As carnes no estudo foram maturadas por 28 dias em uma câmara à temperatura de 2ºC. Como a temperatura que Gustavo usou para a maturação, o tempo e a umidade relativa do ar da câmara praticamente não determinaram diferença entre as carnes úmidas e as secas, isso quer dizer que é possível realizar ambos os processos. “Mas não se sabe ao certo qual é a melhor carne. Pensamos que tudo tem relação com a umidade que se perde. Então, conseguindo secar mais a carne, há indícios de que haverá maior concentração de compostos no sabor final”, expôs.
O pesquisador, que na sua dissertação foi orientado pelo professor da FEA Sérgio Bertteli Pflanzer Júnior, afirmou que toda carne consumida no dia a dia sofre algum tipo de maturação, após o processo chamado rigor mortes, momento em que os músculos sofrem enrijecimento. A carne inicia esse processo por volta de 24 horas após o abate.
“Toda carne que compramos no supermercado já passou por alguma maturação, às vezes por tempo de dez dias. É pouco. O mais comum é que as carnes embaladas a vácuo sejam maturadas por maior tempo. Daí a limitação acaba sendo microbiológica – da carne estragar durante o resfriamento”, esclareceu o veterinário.
Enquanto está na câmara de refrigeração, a carne está maturando e, no processo a seco, não é diferente.
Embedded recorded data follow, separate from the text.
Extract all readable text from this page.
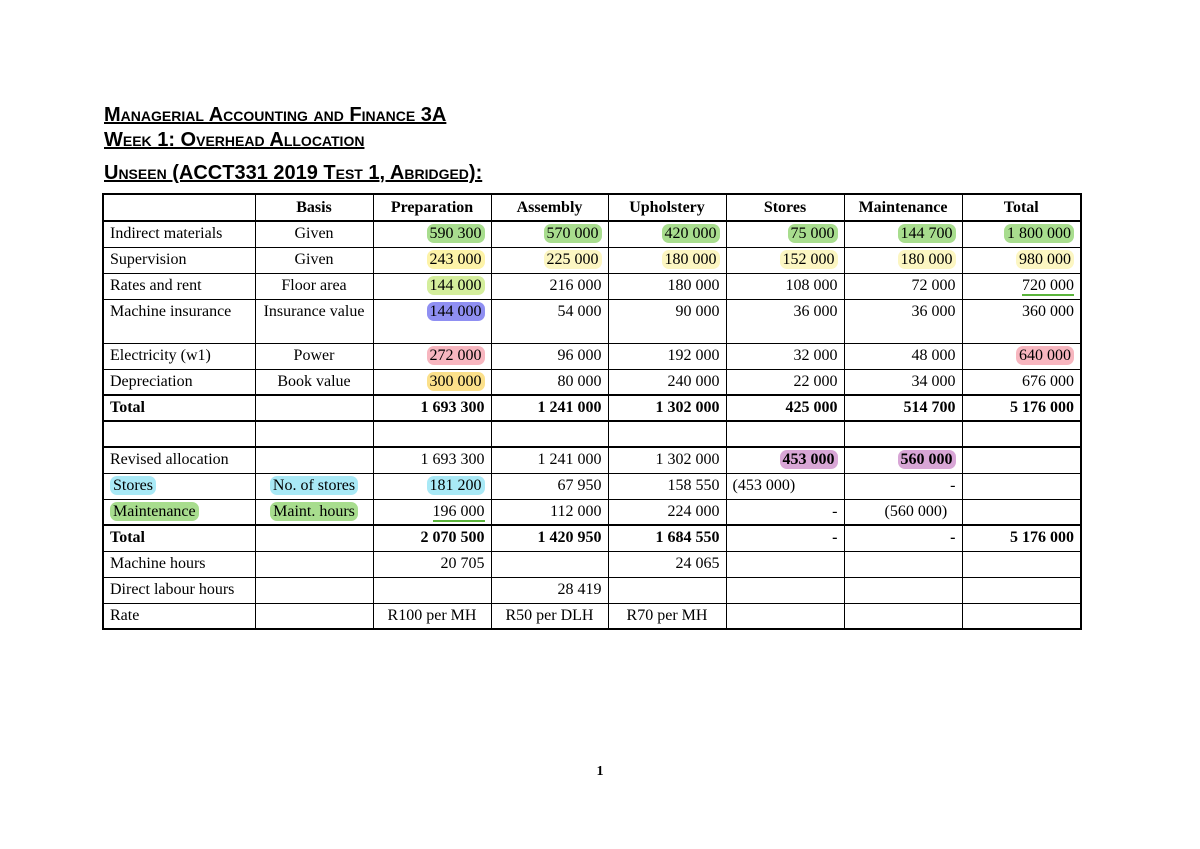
Managerial Accounting and Finance 3A
Week 1: Overhead Allocation
Unseen (ACCT331 2019 Test 1, Abridged):
	Basis	Preparation	Assembly	Upholstery	Stores	Maintenance	Total
Indirect materials	Given	590 300	570 000	420 000	75 000	144 700	1 800 000
Supervision	Given	243 000	225 000	180 000	152 000	180 000	980 000
Rates and rent	Floor area	144 000	216 000	180 000	108 000	72 000	720 000
Machine insurance	Insurance value	144 000	54 000	90 000	36 000	36 000	360 000
Electricity (w1)	Power	272 000	96 000	192 000	32 000	48 000	640 000
Depreciation	Book value	300 000	80 000	240 000	22 000	34 000	676 000
Total		1 693 300	1 241 000	1 302 000	425 000	514 700	5 176 000

Revised allocation		1 693 300	1 241 000	1 302 000	453 000	560 000	
Stores	No. of stores	181 200	67 950	158 550	(453 000)	-	
Maintenance	Maint. hours	196 000	112 000	224 000	-	(560 000)	
Total		2 070 500	1 420 950	1 684 550	-	-	5 176 000
Machine hours		20 705		24 065			
Direct labour hours			28 419				
Rate		R100 per MH	R50 per DLH	R70 per MH			
1
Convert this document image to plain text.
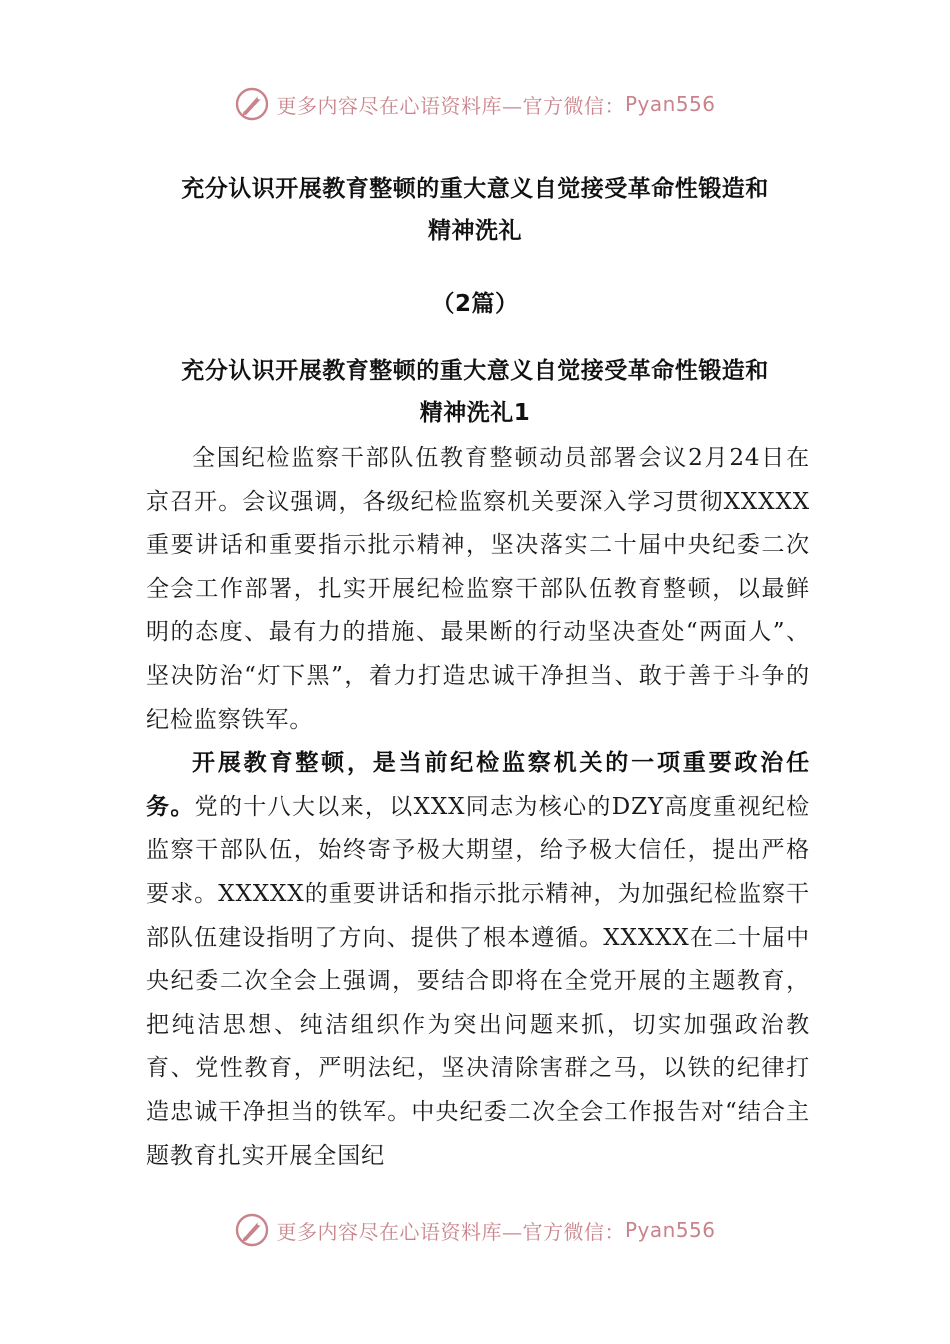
更多内容尽在心语资料库—官方微信： Pyan556
充分认识开展教育整顿的重大意义自觉接受革命性锻造和
精神洗礼
（2篇）
充分认识开展教育整顿的重大意义自觉接受革命性锻造和
精神洗礼1

全国纪检监察干部队伍教育整顿动员部署会议2月24日在京召开。会议强调，各级纪检监察机关要深入学习贯彻XXXXX重要讲话和重要指示批示精神，坚决落实二十届中央纪委二次全会工作部署，扎实开展纪检监察干部队伍教育整顿，以最鲜明的态度、最有力的措施、最果断的行动坚决查处“两面人”、坚决防治“灯下黑”，着力打造忠诚干净担当、敢于善于斗争的纪检监察铁军。

开展教育整顿，是当前纪检监察机关的一项重要政治任务。党的十八大以来，以XXX同志为核心的DZY高度重视纪检监察干部队伍，始终寄予极大期望，给予极大信任，提出严格要求。XXXXX的重要讲话和指示批示精神，为加强纪检监察干部队伍建设指明了方向、提供了根本遵循。XXXXX在二十届中央纪委二次全会上强调，要结合即将在全党开展的主题教育，把纯洁思想、纯洁组织作为突出问题来抓，切实加强政治教育、党性教育，严明法纪，坚决清除害群之马，以铁的纪律打造忠诚干净担当的铁军。中央纪委二次全会工作报告对“结合主题教育扎实开展全国纪

更多内容尽在心语资料库—官方微信： Pyan556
Esse é um procedimento natural em que a carne melhora progressivamente ganhando novos sabores e texturas através da ação de enzimas endógenas, nativas do músculo. A carne fica, por assim dizer, modificada (maturada) e em geral ganha a preferência das pessoas, embora em algumas regiões do país se prefira ainda a carne mais fresca, sem maturação.
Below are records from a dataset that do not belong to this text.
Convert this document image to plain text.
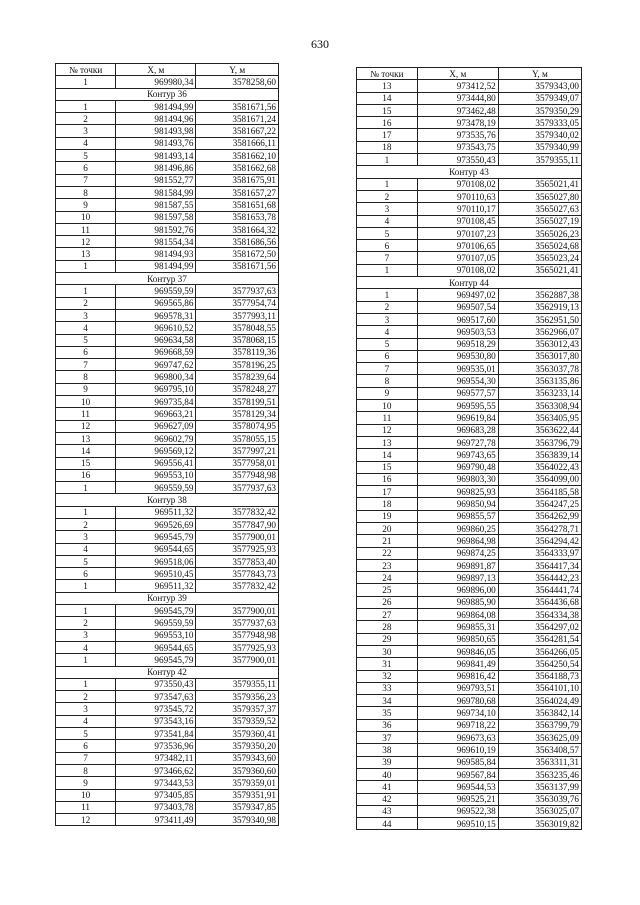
630
№ точки	X, м	Y, м
1	969980,34	3578258,60
Контур 36		
1	981494,99	3581671,56
2	981494,96	3581671,24
3	981493,98	3581667,22
4	981493,76	3581666,11
5	981493,14	3581662,10
6	981496,86	3581662,68
7	981552,77	3581675,91
8	981584,99	3581657,27
9	981587,55	3581651,68
10	981597,58	3581653,78
11	981592,76	3581664,32
12	981554,34	3581686,56
13	981494,93	3581672,50
1	981494,99	3581671,56
Контур 37		
1	969559,59	3577937,63
2	969565,86	3577954,74
3	969578,31	3577993,11
4	969610,52	3578048,55
5	969634,58	3578068,15
6	969668,59	3578119,36
7	969747,62	3578196,25
8	969800,34	3578239,64
9	969795,10	3578248,27
10	969735,84	3578199,51
11	969663,21	3578129,34
12	969627,09	3578074,95
13	969602,79	3578055,15
14	969569,12	3577997,21
15	969556,41	3577958,01
16	969553,10	3577948,98
1	969559,59	3577937,63
Контур 38		
1	969511,32	3577832,42
2	969526,69	3577847,90
3	969545,79	3577900,01
4	969544,65	3577925,93
5	969518,06	3577853,40
6	969510,45	3577843,73
1	969511,32	3577832,42
Контур 39		
1	969545,79	3577900,01
2	969559,59	3577937,63
3	969553,10	3577948,98
4	969544,65	3577925,93
1	969545,79	3577900,01
Контур 42		
1	973550,43	3579355,11
2	973547,63	3579356,23
3	973545,72	3579357,37
4	973543,16	3579359,52
5	973541,84	3579360,41
6	973536,96	3579350,20
7	973482,11	3579343,60
8	973466,62	3579360,60
9	973443,53	3579359,01
10	973405,85	3579351,91
11	973403,78	3579347,85
12	973411,49	3579340,98
№ точки	X, м	Y, м
13	973412,52	3579343,00
14	973444,80	3579349,07
15	973462,48	3579350,29
16	973478,19	3579333,05
17	973535,76	3579340,02
18	973543,75	3579340,99
1	973550,43	3579355,11
Контур 43		
1	970108,02	3565021,41
2	970110,63	3565027,80
3	970110,17	3565027,63
4	970108,45	3565027,19
5	970107,23	3565026,23
6	970106,65	3565024,68
7	970107,05	3565023,24
1	970108,02	3565021,41
Контур 44		
1	969497,02	3562887,38
2	969507,54	3562919,13
3	969517,60	3562951,50
4	969503,53	3562966,07
5	969518,29	3563012,43
6	969530,80	3563017,80
7	969535,01	3563037,78
8	969554,30	3563135,86
9	969577,57	3563233,14
10	969595,55	3563308,94
11	969619,84	3563405,95
12	969683,28	3563622,44
13	969727,78	3563796,79
14	969743,65	3563839,14
15	969790,48	3564022,43
16	969803,30	3564099,00
17	969825,93	3564185,58
18	969850,94	3564247,25
19	969855,57	3564262,99
20	969860,25	3564278,71
21	969864,98	3564294,42
22	969874,25	3564333,97
23	969891,87	3564417,34
24	969897,13	3564442,23
25	969896,00	3564441,74
26	969885,90	3564436,68
27	969864,08	3564334,38
28	969855,31	3564297,02
29	969850,65	3564281,54
30	969846,05	3564266,05
31	969841,49	3564250,54
32	969816,42	3564188,73
33	969793,51	3564101,10
34	969780,68	3564024,49
35	969734,10	3563842,14
36	969718,22	3563799,79
37	969673,63	3563625,09
38	969610,19	3563408,57
39	969585,84	3563311,31
40	969567,84	3563235,46
41	969544,53	3563137,99
42	969525,21	3563039,76
43	969522,38	3563025,07
44	969510,15	3563019,82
Gustavo estudou a carne bovina, por ser o carro-chefe do Laboratório de Tecnologia de Carnes da FEA, principalmente na área de melhoramento de tecnologia. Segundo ele, existem poucos trabalhos hoje envolvendo carne maturada de suínos, aves ou outras espécies. Normalmente, carne suína e de aves estão mais atreladas aos produtos processados.
Processo
No estudo, o autor dividiu os filés de costela em quatro partes para os tratamentos de maturação no quarto dia pós-abate, para avaliar a qualidade da carne. Eles foram desossados para serem embalados a vácuo, para vedá-los e para diminuir a exsudação de líquidos, que prejudica a aparência da carne e que favorece a sua deterioração.
Realizou-se um processo intermitente com maturação seca, úmida e com processos alternados: 14 dias de maturação seca e 14 dias de maturação úmida, e vice-versa. Foram então no total quatro tipos de tratamento. Também foram avaliadas carnes com um mínimo de maturação (de quatro dias).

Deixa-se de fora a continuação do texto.